The primary limitation of the current modeling approach is the use of a relatively simple ventricular model. This model has a simple ventricular shape; it lacks a true atrium and the motion of the ventricular wall is also highly simplified. Finally, the simulations lack a true aortic valve which, if included, would have its own dynamics and timing of opening and closing. These simplifications likely affect the flow and leaflet dynamics in ways that are not completely understood. However, given that all of these other features are kept the same for all the cases simulated here, it is expected that a comparison of these cases still provides useful insights into the dynamics of BMHV in the mitral position. It is also noted that while the current simulations are based on a systematic sequence of validation and verification exercises, a limitation of the current work is that the leaflet dynamics have not been subjected to direct validation against experiments.

Conclusions

A computational model of a bileaflet mechanical heart valve in the mitral position is employed to examine the performance of BMHV in the mitral position.
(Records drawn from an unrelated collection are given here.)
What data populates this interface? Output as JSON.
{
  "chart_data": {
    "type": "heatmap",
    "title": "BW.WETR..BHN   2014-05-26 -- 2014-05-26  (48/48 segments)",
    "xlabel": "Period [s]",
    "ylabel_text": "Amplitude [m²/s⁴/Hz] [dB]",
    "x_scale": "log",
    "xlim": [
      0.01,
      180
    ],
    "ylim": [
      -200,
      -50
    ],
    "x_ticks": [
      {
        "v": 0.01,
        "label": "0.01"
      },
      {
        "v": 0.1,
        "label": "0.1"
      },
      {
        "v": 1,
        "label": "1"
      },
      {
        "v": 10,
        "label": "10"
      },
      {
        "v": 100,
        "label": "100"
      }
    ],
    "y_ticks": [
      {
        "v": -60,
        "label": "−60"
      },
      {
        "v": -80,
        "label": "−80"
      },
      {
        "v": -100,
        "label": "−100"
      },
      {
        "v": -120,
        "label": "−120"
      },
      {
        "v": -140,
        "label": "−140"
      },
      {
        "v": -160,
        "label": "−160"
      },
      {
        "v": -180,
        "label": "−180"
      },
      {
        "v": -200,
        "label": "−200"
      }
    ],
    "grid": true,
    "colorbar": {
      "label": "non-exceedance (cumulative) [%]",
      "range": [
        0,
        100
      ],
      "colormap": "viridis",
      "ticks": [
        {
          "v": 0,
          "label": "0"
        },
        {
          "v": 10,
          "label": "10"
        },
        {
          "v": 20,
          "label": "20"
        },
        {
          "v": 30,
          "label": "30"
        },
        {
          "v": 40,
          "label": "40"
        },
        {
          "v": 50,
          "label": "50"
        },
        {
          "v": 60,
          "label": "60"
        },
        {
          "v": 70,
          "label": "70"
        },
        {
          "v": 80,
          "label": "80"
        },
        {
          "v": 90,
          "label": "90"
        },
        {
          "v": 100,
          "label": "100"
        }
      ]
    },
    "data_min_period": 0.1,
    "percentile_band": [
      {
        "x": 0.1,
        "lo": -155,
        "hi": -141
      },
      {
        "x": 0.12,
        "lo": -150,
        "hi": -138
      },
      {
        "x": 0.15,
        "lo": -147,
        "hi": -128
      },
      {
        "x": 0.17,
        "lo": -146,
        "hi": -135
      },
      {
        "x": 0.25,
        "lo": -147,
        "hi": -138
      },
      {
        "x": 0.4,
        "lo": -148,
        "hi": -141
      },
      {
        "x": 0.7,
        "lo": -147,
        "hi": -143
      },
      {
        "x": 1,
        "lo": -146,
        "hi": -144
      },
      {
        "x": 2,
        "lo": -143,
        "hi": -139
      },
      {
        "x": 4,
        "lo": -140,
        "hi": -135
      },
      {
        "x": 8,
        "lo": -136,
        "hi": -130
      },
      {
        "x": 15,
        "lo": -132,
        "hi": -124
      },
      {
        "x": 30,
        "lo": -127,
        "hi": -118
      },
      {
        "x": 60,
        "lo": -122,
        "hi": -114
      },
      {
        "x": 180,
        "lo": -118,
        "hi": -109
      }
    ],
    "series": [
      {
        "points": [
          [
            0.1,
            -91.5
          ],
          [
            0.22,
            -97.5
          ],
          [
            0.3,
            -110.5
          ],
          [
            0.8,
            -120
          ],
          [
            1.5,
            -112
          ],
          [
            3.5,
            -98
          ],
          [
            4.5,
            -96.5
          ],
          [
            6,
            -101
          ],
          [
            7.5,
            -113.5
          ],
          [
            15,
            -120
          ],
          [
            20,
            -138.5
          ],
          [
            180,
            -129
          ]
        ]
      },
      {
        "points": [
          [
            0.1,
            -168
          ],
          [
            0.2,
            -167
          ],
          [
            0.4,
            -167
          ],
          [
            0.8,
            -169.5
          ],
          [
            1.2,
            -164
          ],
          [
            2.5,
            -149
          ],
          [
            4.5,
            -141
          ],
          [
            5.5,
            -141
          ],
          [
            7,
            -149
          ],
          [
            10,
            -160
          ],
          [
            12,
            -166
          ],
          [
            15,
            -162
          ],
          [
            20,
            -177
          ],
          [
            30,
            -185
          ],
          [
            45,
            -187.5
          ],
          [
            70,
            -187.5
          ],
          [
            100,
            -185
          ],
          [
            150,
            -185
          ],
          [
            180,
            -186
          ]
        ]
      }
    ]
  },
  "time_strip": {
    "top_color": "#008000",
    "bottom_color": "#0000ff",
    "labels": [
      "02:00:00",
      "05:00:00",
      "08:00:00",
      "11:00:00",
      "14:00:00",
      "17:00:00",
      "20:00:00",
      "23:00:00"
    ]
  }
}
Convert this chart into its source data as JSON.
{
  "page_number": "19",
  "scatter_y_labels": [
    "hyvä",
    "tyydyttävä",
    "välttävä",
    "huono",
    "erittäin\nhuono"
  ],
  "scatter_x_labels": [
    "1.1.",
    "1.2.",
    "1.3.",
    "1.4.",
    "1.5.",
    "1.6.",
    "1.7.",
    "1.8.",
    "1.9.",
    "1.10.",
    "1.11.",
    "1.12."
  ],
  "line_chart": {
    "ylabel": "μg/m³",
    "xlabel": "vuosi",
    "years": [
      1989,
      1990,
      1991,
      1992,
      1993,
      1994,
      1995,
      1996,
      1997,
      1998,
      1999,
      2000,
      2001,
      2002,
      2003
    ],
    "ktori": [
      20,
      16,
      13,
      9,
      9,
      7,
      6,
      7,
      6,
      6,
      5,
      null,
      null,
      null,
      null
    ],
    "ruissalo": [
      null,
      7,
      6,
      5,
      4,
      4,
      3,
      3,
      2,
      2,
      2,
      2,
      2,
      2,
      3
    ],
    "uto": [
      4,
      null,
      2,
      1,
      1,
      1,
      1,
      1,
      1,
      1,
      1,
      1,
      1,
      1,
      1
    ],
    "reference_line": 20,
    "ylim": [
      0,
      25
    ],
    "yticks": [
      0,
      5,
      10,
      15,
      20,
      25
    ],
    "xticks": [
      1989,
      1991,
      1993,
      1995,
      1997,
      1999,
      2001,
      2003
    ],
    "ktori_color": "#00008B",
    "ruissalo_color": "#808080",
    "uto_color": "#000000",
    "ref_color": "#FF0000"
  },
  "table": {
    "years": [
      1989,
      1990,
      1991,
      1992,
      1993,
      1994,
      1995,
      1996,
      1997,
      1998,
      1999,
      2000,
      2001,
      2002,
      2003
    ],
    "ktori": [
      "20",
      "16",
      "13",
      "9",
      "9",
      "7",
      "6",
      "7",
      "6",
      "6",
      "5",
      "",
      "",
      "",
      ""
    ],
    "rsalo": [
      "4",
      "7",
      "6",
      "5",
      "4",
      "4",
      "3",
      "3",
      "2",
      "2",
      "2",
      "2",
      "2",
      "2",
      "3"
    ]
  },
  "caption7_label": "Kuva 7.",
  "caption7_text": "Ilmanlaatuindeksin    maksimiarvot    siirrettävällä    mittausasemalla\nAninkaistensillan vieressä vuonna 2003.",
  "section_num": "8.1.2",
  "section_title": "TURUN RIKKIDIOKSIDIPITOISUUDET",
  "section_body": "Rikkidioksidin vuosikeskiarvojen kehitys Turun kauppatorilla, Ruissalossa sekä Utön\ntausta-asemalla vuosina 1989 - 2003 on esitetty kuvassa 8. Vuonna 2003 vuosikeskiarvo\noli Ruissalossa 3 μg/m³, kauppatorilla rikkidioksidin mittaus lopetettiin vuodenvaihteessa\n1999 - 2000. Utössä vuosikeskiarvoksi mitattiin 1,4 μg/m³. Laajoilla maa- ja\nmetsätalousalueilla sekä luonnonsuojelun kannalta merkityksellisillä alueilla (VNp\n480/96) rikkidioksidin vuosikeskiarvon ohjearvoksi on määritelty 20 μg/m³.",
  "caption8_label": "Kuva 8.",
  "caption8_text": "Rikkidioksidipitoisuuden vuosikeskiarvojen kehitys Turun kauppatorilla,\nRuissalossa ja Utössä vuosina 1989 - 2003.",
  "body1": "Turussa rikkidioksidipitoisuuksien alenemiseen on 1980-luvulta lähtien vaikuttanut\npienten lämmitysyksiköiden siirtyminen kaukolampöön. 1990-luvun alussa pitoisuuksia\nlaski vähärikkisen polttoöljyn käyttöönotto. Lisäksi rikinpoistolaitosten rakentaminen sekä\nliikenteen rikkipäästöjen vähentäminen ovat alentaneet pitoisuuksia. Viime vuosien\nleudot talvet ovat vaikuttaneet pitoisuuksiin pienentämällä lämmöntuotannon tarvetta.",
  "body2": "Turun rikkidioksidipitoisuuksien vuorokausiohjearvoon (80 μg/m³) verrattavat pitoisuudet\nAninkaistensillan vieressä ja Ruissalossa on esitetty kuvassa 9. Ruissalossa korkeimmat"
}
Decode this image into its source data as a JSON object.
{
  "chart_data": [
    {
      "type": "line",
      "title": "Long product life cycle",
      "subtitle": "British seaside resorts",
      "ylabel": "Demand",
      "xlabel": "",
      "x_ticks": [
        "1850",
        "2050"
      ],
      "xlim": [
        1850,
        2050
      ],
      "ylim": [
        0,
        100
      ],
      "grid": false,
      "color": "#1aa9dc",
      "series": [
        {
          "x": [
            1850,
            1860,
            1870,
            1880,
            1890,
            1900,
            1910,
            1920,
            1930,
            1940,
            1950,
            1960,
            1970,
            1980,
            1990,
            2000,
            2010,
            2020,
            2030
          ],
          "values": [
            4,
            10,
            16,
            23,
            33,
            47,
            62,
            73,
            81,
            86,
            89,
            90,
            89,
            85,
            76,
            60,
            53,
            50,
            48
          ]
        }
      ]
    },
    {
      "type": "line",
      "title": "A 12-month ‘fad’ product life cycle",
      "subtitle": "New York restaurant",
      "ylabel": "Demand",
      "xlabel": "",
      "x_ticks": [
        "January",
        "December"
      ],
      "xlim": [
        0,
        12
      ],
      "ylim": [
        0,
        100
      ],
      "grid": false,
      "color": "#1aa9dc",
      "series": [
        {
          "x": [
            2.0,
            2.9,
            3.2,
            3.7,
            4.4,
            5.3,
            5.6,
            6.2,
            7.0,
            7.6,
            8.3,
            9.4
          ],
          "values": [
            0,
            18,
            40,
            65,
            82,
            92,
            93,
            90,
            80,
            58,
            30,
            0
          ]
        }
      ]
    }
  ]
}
The model incorporates a fluid–structure interaction algorithm for the numerical simulation of leaflet dynamics and cardiac hemodynamics. The geometry and kinematics of the left ventricle are based on a simple ventricular model which has been the subject of previous studies.9,29,36

In order to assess the performance of different valve configurations, simulations are carried out with three hinge locations and two primary valve orientations. The performance of the valve is compared in terms of a range of metrics that characterize the leaflet motion as well as transvalvular hemodynamics. Results indicate that a BMHV with a more centrally located hinge, and implanted in the anatomical orientation provides the best overall performance. It is, however, found that mitral regurgitation is inversely correlated with other performance metrics and the optimal configuration results in about a 13% regurgitation fraction, which is significantly larger than that of healthy natural mitral valves. The current study also demonstrates the ability of computational modeling to provide insights into prosthetic valve performance that are difficult to obtain in vivo or via experiments. Future studies will explore such models in more realistic (even patient-specific) geometries of the left ventricle, and direct validation of computations against in vivo measurements.